Korea dropped from 13,000t in March to 10,658t in April but again it would appear the two months are relatively consistent on a working-day pro rata basis.
China dropped from 13,500t in March to 11,730t in April.
However this would seem a better-than-expected result considering the Australian plant suspensions still in place, the lockdowns in China and their effect on demand as well as the amount of import product reportedly backing up in warehouses and shipping bottlenecks at Chinese ports.
Notably April tonnage to China this year is up by 8 per cent on same month last year.
This suggests that the China market, despite its difficulties, offers some pricing advantage over primary alternative, the United States.
April saw just 9956t go to the US.
This brings the four-month cumulative volume to just 36,880t relegating the US to a distant fourth-place destination (on volume) behind Korea, China and Japan in ascending order.
The telling point is that the average four-month figure over the past 10 years to the US is 80,000t.
Across all destinations the four-month cumulative figure for 2022 is just 238,928t.
The average four-month figure over the past 10 years is 331,000t.
Looking ahead, exports for the months of May and June should both step up to 75,000-80,000t provided the latest weather outlook does not develop into a repeat of February. But even at the most optimistic level, this will mean the first half of the year will be hard pressed to achieve 400,000t in beef exports, significantly less than last year's first-half figure of 422,000t.

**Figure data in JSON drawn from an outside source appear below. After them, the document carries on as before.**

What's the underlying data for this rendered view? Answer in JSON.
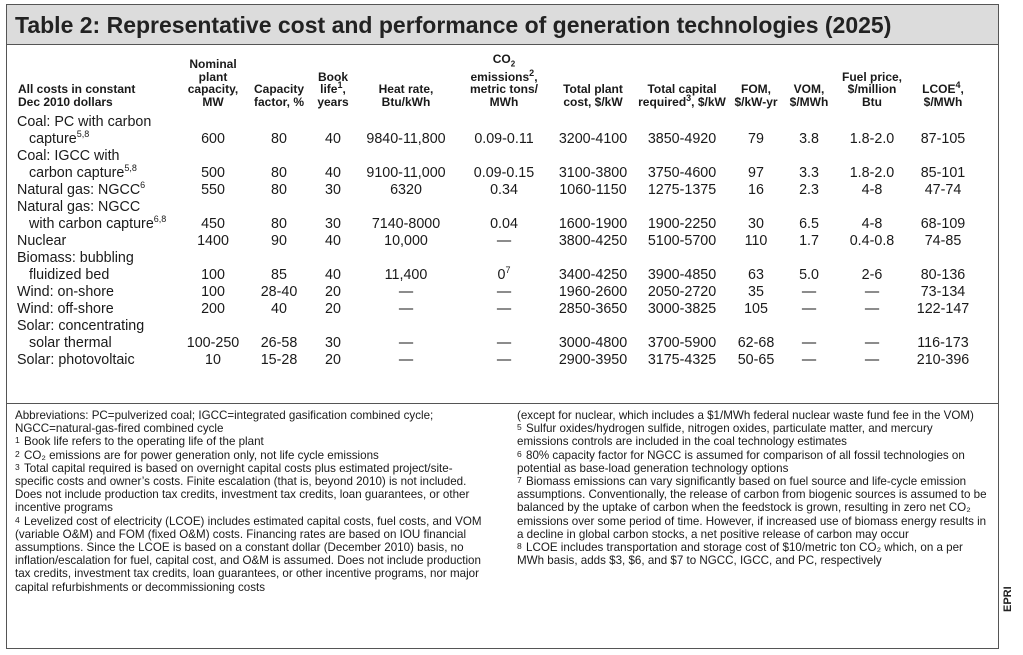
{
  "title": "Table 2: Representative cost and performance of generation technologies (2025)",
  "columns": [
    {
      "line1": "All costs in constant",
      "line2": "Dec 2010 dollars"
    },
    {
      "text": "Nominal plant capacity, MW"
    },
    {
      "text": "Capacity factor, %"
    },
    {
      "text": "Book life",
      "sup": "1",
      "after": ", years"
    },
    {
      "text": "Heat rate, Btu/kWh"
    },
    {
      "pre": "CO",
      "sub": "2",
      "mid": " emissions",
      "sup": "2",
      "after": ", metric tons/ MWh"
    },
    {
      "text": "Total plant cost, $/kW"
    },
    {
      "text": "Total capital required",
      "sup": "3",
      "after": ", $/kW"
    },
    {
      "text": "FOM, $/kW-yr"
    },
    {
      "text": "VOM, $/MWh"
    },
    {
      "text": "Fuel price, $/million Btu"
    },
    {
      "text": "LCOE",
      "sup": "4",
      "after": ", $/MWh"
    }
  ],
  "rows": [
    {
      "line1": "Coal: PC with carbon",
      "line2": "capture",
      "sup": "5,8",
      "values": [
        "600",
        "80",
        "40",
        "9840-11,800",
        "0.09-0.11",
        "3200-4100",
        "3850-4920",
        "79",
        "3.8",
        "1.8-2.0",
        "87-105"
      ]
    },
    {
      "line1": "Coal: IGCC with",
      "line2": "carbon capture",
      "sup": "5,8",
      "values": [
        "500",
        "80",
        "40",
        "9100-11,000",
        "0.09-0.15",
        "3100-3800",
        "3750-4600",
        "97",
        "3.3",
        "1.8-2.0",
        "85-101"
      ]
    },
    {
      "line1": "Natural gas: NGCC",
      "sup": "6",
      "values": [
        "550",
        "80",
        "30",
        "6320",
        "0.34",
        "1060-1150",
        "1275-1375",
        "16",
        "2.3",
        "4-8",
        "47-74"
      ]
    },
    {
      "line1": "Natural gas: NGCC",
      "line2": "with carbon capture",
      "sup": "6,8",
      "values": [
        "450",
        "80",
        "30",
        "7140-8000",
        "0.04",
        "1600-1900",
        "1900-2250",
        "30",
        "6.5",
        "4-8",
        "68-109"
      ]
    },
    {
      "line1": "Nuclear",
      "values": [
        "1400",
        "90",
        "40",
        "10,000",
        "—",
        "3800-4250",
        "5100-5700",
        "110",
        "1.7",
        "0.4-0.8",
        "74-85"
      ]
    },
    {
      "line1": "Biomass: bubbling",
      "line2": "fluidized bed",
      "values": [
        "100",
        "85",
        "40",
        "11,400",
        "0",
        "3400-4250",
        "3900-4850",
        "63",
        "5.0",
        "2-6",
        "80-136"
      ],
      "co2_sup": "7"
    },
    {
      "line1": "Wind: on-shore",
      "values": [
        "100",
        "28-40",
        "20",
        "—",
        "—",
        "1960-2600",
        "2050-2720",
        "35",
        "—",
        "—",
        "73-134"
      ]
    },
    {
      "line1": "Wind: off-shore",
      "values": [
        "200",
        "40",
        "20",
        "—",
        "—",
        "2850-3650",
        "3000-3825",
        "105",
        "—",
        "—",
        "122-147"
      ]
    },
    {
      "line1": "Solar: concentrating",
      "line2": "solar thermal",
      "values": [
        "100-250",
        "26-58",
        "30",
        "—",
        "—",
        "3000-4800",
        "3700-5900",
        "62-68",
        "—",
        "—",
        "116-173"
      ]
    },
    {
      "line1": "Solar: photovoltaic",
      "values": [
        "10",
        "15-28",
        "20",
        "—",
        "—",
        "2900-3950",
        "3175-4325",
        "50-65",
        "—",
        "—",
        "210-396"
      ]
    }
  ],
  "notes_left": [
    {
      "text": "Abbreviations: PC=pulverized coal; IGCC=integrated gasification combined cycle; NGCC=natural-gas-fired combined cycle"
    },
    {
      "num": "1",
      "text": "Book life refers to the operating life of the plant"
    },
    {
      "num": "2",
      "text": "CO₂ emissions are for power generation only, not life cycle emissions"
    },
    {
      "num": "3",
      "text": "Total capital required is based on overnight capital costs plus estimated project/site-specific costs and owner’s costs. Finite escalation (that is, beyond 2010) is not included. Does not include production tax credits, investment tax credits, loan guarantees, or other incentive programs"
    },
    {
      "num": "4",
      "text": "Levelized cost of electricity (LCOE) includes estimated capital costs, fuel costs, and VOM (variable O&M) and FOM (fixed O&M) costs. Financing rates are based on IOU financial assumptions. Since the LCOE is based on a constant dollar (December 2010) basis, no inflation/escalation for fuel, capital cost, and O&M is assumed. Does not include production tax credits, investment tax credits, loan guarantees, or other incentive programs, nor major capital refurbishments or decommissioning costs"
    }
  ],
  "notes_right": [
    {
      "text": "(except for nuclear, which includes a $1/MWh federal nuclear waste fund fee in the VOM)"
    },
    {
      "num": "5",
      "text": "Sulfur oxides/hydrogen sulfide, nitrogen oxides, particulate matter, and mercury emissions controls are included in the coal technology estimates"
    },
    {
      "num": "6",
      "text": "80% capacity factor for NGCC is assumed for comparison of all fossil technologies on potential as base-load generation technology options"
    },
    {
      "num": "7",
      "text": "Biomass emissions can vary significantly based on fuel source and life-cycle emission assumptions. Conventionally, the release of carbon from biogenic sources is assumed to be balanced by the uptake of carbon when the feedstock is grown, resulting in zero net CO₂ emissions over some period of time. However, if increased use of biomass energy results in a decline in global carbon stocks, a net positive release of carbon may occur"
    },
    {
      "num": "8",
      "text": "LCOE includes transportation and storage cost of $10/metric ton CO₂ which, on a per MWh basis, adds $3, $6, and $7 to NGCC, IGCC, and PC, respectively"
    }
  ],
  "credit": "EPRI"
}
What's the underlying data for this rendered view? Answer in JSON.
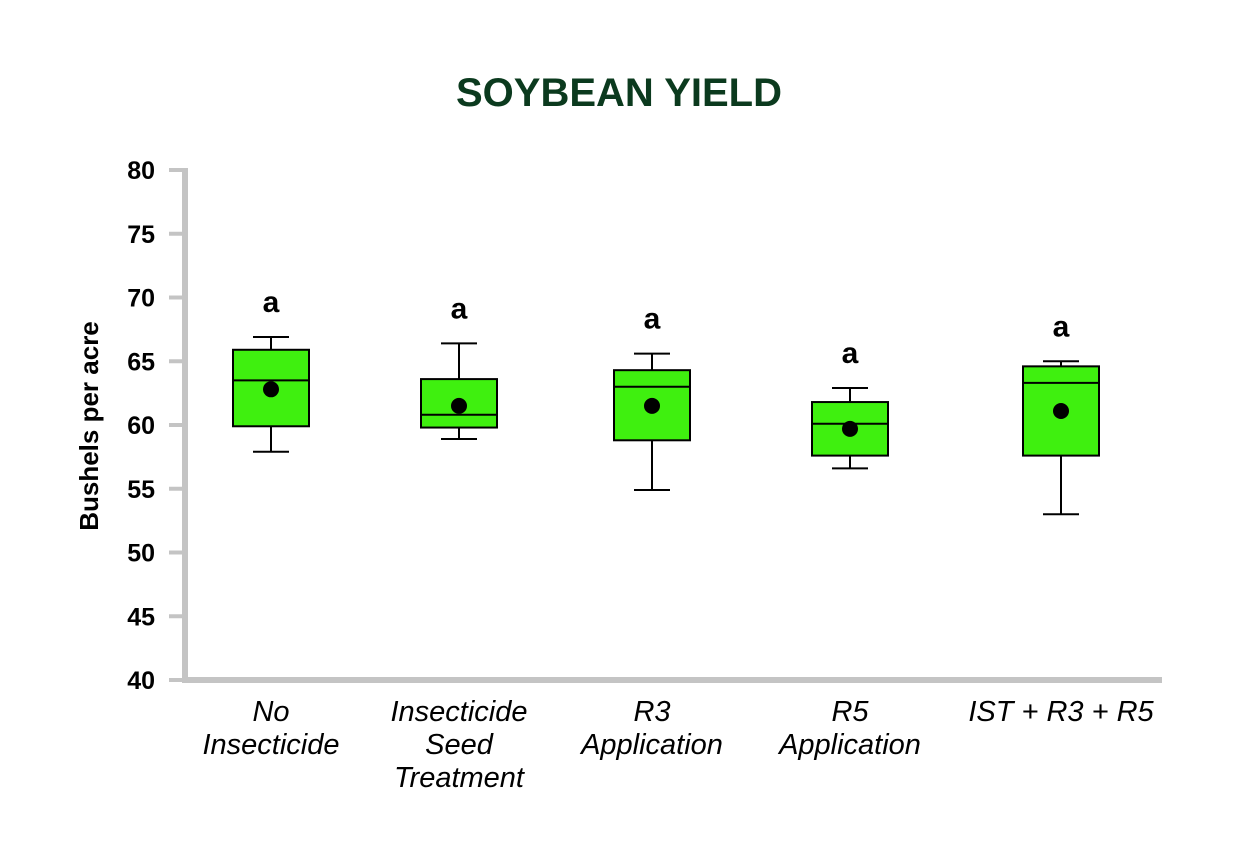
{
  "chart_data": {
    "type": "box",
    "title": "SOYBEAN YIELD",
    "ylabel": "Bushels per acre",
    "xlabel": "",
    "ylim": [
      40,
      80
    ],
    "yticks": [
      "40",
      "45",
      "50",
      "55",
      "60",
      "65",
      "70",
      "75",
      "80"
    ],
    "categories": [
      {
        "lines": [
          "No",
          "Insecticide"
        ]
      },
      {
        "lines": [
          "Insecticide",
          "Seed",
          "Treatment"
        ]
      },
      {
        "lines": [
          "R3",
          "Application"
        ]
      },
      {
        "lines": [
          "R5",
          "Application"
        ]
      },
      {
        "lines": [
          "IST + R3 + R5"
        ]
      }
    ],
    "boxes": [
      {
        "min": 57.9,
        "q1": 59.9,
        "median": 63.5,
        "q3": 65.9,
        "max": 66.9,
        "mean": 62.8,
        "letter": "a"
      },
      {
        "min": 58.9,
        "q1": 59.8,
        "median": 60.8,
        "q3": 63.6,
        "max": 66.4,
        "mean": 61.5,
        "letter": "a"
      },
      {
        "min": 54.9,
        "q1": 58.8,
        "median": 63.0,
        "q3": 64.3,
        "max": 65.6,
        "mean": 61.5,
        "letter": "a"
      },
      {
        "min": 56.6,
        "q1": 57.6,
        "median": 60.1,
        "q3": 61.8,
        "max": 62.9,
        "mean": 59.7,
        "letter": "a"
      },
      {
        "min": 53.0,
        "q1": 57.6,
        "median": 63.3,
        "q3": 64.6,
        "max": 65.0,
        "mean": 61.1,
        "letter": "a"
      }
    ],
    "colors": {
      "title": "#0b3a1e",
      "box_fill": "#3ff00f",
      "axis": "#c4c4c4",
      "text": "#000000"
    }
  }
}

That brings the second half into perspective particularly in view of the widely reported predictions from industry institutions and analysts for a significant step up in production and exports in the second half.
In that regard it will be interesting to see what revisions are contained in MLA's upcoming quarterly update to their industry projections.
STEINER'S latest weekly update on the state of play in the US imported beef market is of particular interest at the moment given the instability and uncertainty in a wide range of factors.
Firstly US domestic lean beef values are trending counter-seasonally lower.
The reason stems from higher than expected domestic lean beef supplies and a decline in volume of end sales.
Continuing and worsening drought in parts of the US is driving cow slaughter upwards and high prices at foodservice level are driving sales volume down.
In summary the report said, "The risk in the market is that it gets out of balance later this year. It takes time for foodservice operators to respond, they need to plan features, update prices at the store level and bolster inventories. But by the time those plans are put inaction, the market dynamics may have changed. For now buyers are sitting on the sidelines as they draw down expensive inventory they accumulated in Q1. Will cow slaughter remain high through the summer? Will Australian supplies improve in the second half of the year? These are key uncertainties that the market will have to contend with in Q3 and Q4 but for the moment the weakness in lean beef values has clearly unsettled processors and importers with inventory and their bids for June and July deliveries."
Indicator Aust/NZ 90CL was quoted at US300c/lb FOB East Coast.
Grid rates meanwhile are largely unchanged as all players await the outcome of the current unfolding weather event in Qld. 4-tooth ox remain at 775-780c/kg and heavy cow at 715-720.
So far only isolated holes have been reported in kill schedules.
Processors seem resigned to the prospect of some lost time and the railways have reportedly closed the northern line until Thursday as a precaution.